その言葉通り、もはやかつての巣穴は静寂を残すのみだ。
手の中で持て余すペンダントを背嚢の中にしまう。
「それじゃ、行くか」
「そうだね。地図によると、森を抜けるまで後30分も掛からないみたいだよ」
鴉弥は慣れた手つきでPDAの地図機能で確認する。
ご丁寧に、現在地の表示付きだ。
おかげで森の中を安心して進む事ができる。
「町に着いたら、まず冒険者組合で身分証明書を作らないとね」
「身分証の有無で宿の値段が変わるって話だからなぁ」
旅の支度金として、鞠から幾らか貰ったが、節約が可能ならば節約するに越した事はない。
「町にはどんな物があるんだろうね」
「物語のお約束だと串焼きとかの出店でつまみ食いってのが有ったな」
「良いねー串焼き。でも、焼き鳥があるともっと良いねー」
そんな雑談を交わしつつ、2人は森の中を進んて行った。
●
「あれから目撃情報無くなっちゃったね」
「一ヶ月前に俺達が出会ってからそれっきりだからね。少し気になるな」
森の中を進む集団が居た。
性別も種族も違う集団だ。
「白鳥を狙う猟師の話も聞きますし、森の深部へ逃げたのでしょうか?」
「それは無いな。深部には魔素の濃度からして外周部と比べ物にならない危険な存在が闊歩している。あの2匹に人間並みの知性があったとしても、生き延びるのは困難だろう」
時折、自生している草を摘んでは束にして纏める。
束に纏められた草は全てが同じ種類だった。
「よし、目標数まであと一束っと。――じゃあアレですか? あの酒場で話題の噂が本当って事ですか?」
「どうだろうな? 彼らの性格を考えれば荒唐無稽と言い切るにはありえない話しでもないからな」
穏やかに談笑をしているが、彼らの周囲へ向けた注意が切れることはない。
「実際、この森の深部には彼らの拠点が存在するという噂もあるからな。彼らが手を出したのなら、関わるべきではないな」
「えー!? あのモフモフはわたしのなのに!?」
「少なくともお前のではないのは確かだよ」
猫耳少女のブーイングを少年は受け流して話しを続ける。
「でも、シューヴァラさん。
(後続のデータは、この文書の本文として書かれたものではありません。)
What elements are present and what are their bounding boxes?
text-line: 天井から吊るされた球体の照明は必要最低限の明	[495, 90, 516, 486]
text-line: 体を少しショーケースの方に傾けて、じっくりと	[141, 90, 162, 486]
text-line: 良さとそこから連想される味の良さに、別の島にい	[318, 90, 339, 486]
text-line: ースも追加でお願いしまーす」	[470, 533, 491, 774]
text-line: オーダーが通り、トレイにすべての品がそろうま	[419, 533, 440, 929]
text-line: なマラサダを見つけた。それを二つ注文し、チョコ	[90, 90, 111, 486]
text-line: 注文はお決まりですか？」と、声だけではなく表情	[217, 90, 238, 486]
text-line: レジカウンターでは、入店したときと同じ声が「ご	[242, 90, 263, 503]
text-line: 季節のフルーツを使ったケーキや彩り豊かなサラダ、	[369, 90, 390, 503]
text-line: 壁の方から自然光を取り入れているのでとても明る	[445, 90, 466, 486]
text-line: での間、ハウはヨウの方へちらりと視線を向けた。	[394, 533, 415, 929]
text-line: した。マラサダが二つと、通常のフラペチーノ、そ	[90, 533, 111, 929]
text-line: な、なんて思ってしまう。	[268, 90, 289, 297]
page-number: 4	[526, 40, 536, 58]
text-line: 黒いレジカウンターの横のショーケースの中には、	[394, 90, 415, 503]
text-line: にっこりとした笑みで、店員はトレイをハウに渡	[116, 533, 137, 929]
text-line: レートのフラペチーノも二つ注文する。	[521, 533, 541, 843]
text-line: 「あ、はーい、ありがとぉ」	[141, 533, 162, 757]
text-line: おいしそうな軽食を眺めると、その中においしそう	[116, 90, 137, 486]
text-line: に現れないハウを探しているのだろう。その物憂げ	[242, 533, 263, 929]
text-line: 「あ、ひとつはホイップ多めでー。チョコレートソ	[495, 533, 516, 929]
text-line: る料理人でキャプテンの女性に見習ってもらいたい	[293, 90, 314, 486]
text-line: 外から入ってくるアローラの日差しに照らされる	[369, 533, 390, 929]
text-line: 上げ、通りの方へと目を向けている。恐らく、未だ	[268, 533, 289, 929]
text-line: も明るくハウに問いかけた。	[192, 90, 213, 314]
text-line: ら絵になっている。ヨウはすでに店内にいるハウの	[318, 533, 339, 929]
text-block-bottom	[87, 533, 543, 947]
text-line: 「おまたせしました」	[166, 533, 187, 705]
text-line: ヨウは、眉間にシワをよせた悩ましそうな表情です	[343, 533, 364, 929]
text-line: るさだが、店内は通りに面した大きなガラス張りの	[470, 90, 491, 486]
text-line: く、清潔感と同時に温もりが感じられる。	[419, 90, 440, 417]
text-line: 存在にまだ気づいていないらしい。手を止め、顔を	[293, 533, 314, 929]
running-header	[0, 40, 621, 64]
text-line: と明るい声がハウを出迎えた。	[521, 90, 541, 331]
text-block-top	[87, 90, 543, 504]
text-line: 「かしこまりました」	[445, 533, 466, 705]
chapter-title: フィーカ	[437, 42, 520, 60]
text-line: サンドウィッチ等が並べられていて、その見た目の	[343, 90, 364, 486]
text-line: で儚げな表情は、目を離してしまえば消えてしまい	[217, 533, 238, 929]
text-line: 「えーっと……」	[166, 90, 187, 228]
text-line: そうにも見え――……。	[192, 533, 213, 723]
道具や建築物から存在していたのは確かですけど、ずっと昔の存在が今も生きているっていうのは信じられません」
「それはそうだ。だが、ルール付きの防衛戦とはいえ、二十数人で万を越える連合軍を撃退したのは組合の公式記録に残っている事実だ。他にも耳を疑うような逸話がある連中だからな。長生きしている程度じゃ驚きはしない」
「記録映像も残ってるんでしたっけ。でも、俺らの中でそれを見られるのはシューヴァラさんだけじゃないですか」
「見たかったらランクを上げる事だな。ただ、実際に目にした感想としては中々に衝撃的だったな。自分の中に芯がない人間があれを見たら確実に引っ張られるぞ。憧れにしろ挫折にしろ、な」
笑ってはいるが、その言葉には真剣味があった。
「まぁ、見る機会が有ったら、娯楽作品として見ておけ。アレ程、真面目に見るのが馬鹿らしくなる記録もないからな」
そこまで言われる映像とは一体何なのか興味は尽きないが、遠い未来の話になるだろう。
「お話の途中すみません、こちらに何かが近づいています。……人が2人の様ですね」
弓を持ったエルフの少女が話しに割り込む。
「この辺りで盗賊の話は聞かないし、ご同輩かなー?」
「そうだとしても気を抜くな。あまり居ないが他人の手柄を横取りする輩ではないとは限らんからな」
武器を構えるとまではいかないが、いつでも武器を振るえるように力を入れる。
その場で待ち構えるようにすると、果たしてそれらは姿を現した。
「あ、どうも。こんに、ち……は」
姿を現したのは兎獣人の少年。
彼はこちらを見ると何故か目を丸くする。
「どうしたの悠兎? そんなところで固まっちゃって」
続いて後ろから現れたのは白を形容する少女。
どちらも、この辺りでは見ない和の服を身に纏っていた。
「おや、冒険者かな? こんにちは」
この2人との関係が長いものになるとは、今はまだ知らなかった。